Prize Recipient


Recipient Picture

Carlos R. Ordóñez
University of Houston

Citation:

"For outstanding and impactful seminal research in different areas of physics and, in parallel, for being a dedicated advocate for advancement in physics in Latin America and in the Hispanic Community in the USA."

Background:

Carlos R. Ordóñez got his B.S. in physics with honors at the University of Panama in 1979 and his Ph.D. in physics at the University of Texas in 1986. He has taught and done research at the University of Texas at Austin; The Rockefeller University; New York University; Vanderbilt University; The Institute for Advanced Study at Princeton; The Kavli Institute for Theoretical Physics at the University of Santa Barbara; the University of Houston and has had short-term visits to many other institutions in the US, Europe and Latin America.
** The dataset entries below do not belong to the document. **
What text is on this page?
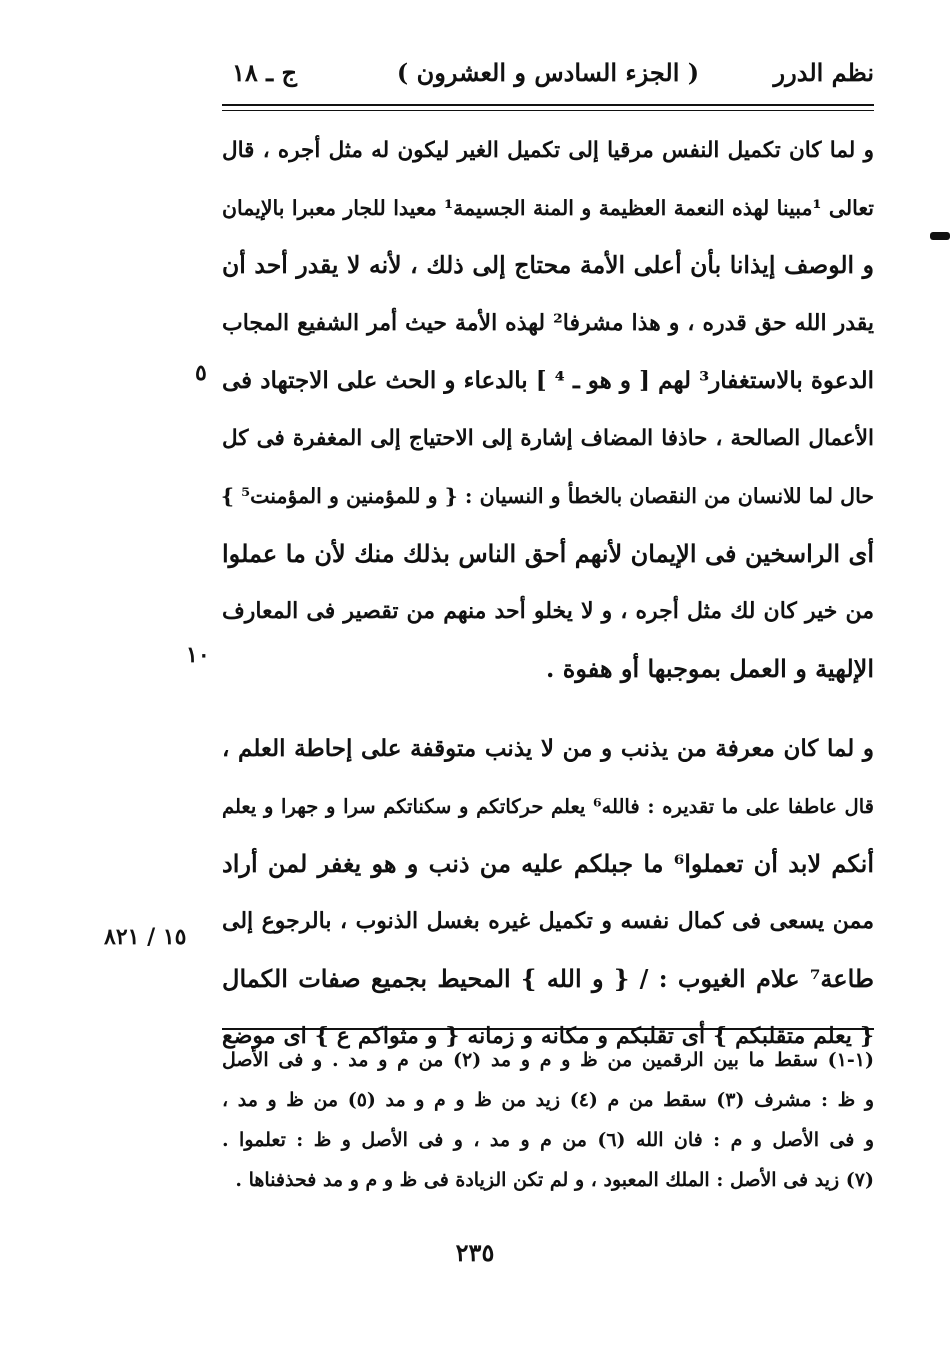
نظم الدرر
( الجزء السادس و العشرون )
ج ـ ١٨
و لما كان تكميل النفس مرقيا إلى تكميل الغير ليكون له مثل أجره ، قال
تعالى ¹مبينا لهذه النعمة العظيمة و المنة الجسيمة¹ معيدا للجار معبرا بالإيمان
و الوصف إيذانا بأن أعلى الأمة محتاج إلى ذلك ، لأنه لا يقدر أحد أن
يقدر الله حق قدره ، و هذا مشرفا² لهذه الأمة حيث أمر الشفيع المجاب
الدعوة بالاستغفار³ لهم [ و هو ـ ⁴ ] بالدعاء و الحث على الاجتهاد فى
الأعمال الصالحة ، حاذفا المضاف إشارة إلى الاحتياج إلى المغفرة فى كل
حال لما للانسان من النقصان بالخطأ و النسيان : { و للمؤمنين و المؤمنت⁵ }
أى الراسخين فى الإيمان لأنهم أحق الناس بذلك منك لأن ما عملوا
من خير كان لك مثل أجره ، و لا يخلو أحد منهم من تقصير فى المعارف
الإلهية و العمل بموجبها أو هفوة .
و لما كان معرفة من يذنب و من لا يذنب متوقفة على إحاطة العلم ،
قال عاطفا على ما تقديره : فالله⁶ يعلم حركاتكم و سكناتكم سرا و جهرا و يعلم
أنكم لابد أن تعملوا⁶ ما جبلكم عليه من ذنب و هو يغفر لمن أراد
ممن يسعى فى كمال نفسه و تكميل غيره بغسل الذنوب ، بالرجوع إلى
طاعة⁷ علام الغيوب : / { و الله } المحيط بجميع صفات الكمال
{ يعلم متقلبكم } أى تقلبكم و مكانه و زمانه { و مثواكم ع } اى موضع
٥
١٠
١٥ / ٨٢١
(١-١) سقط ما بين الرقمين من ظ و م و مد (٢) من م و مد . و فى الأصل
و ظ : مشرف (٣) سقط من م (٤) زيد من ظ و م و مد (٥) من ظ و مد ،
و فى الأصل و م : فان الله (٦) من م و مد ، و فى الأصل و ظ : تعلموا .
(٧) زيد فى الأصل : الملك المعبود ، و لم تكن الزيادة فى ظ و م و مد فحذفناها .
٢٣٥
He has been a World Laboratory Fellow, a Simon Guggenheim Fellow and is a Fellow of the American Physical Society, and is a founding member of the National Society of Hispanic Physicists. He received the John Wheatley Award by the American Physical Society in 2009. He directed a Pan-American World Laboratory Center at the University of Houston from 1998-2006 and is the current director of the University of Houston-ICTP (International Center for Theoretical Physics, Trieste) program. He does research in high-energy theory with emphasis on quantum field theory and aspects of quantum gravity and black hole thermodynamics, mainly from the perspective of conformal quantum mechanics. He has made important contributions to theoretical nuclear physics (chiral lagrangian approach). During the last decade, he has studied the impact of quantum scaling anomalies in lower-dimensional ultracold Fermi gases and is currently doing research on the intersection of black hole physics, quantum optics and quantum information.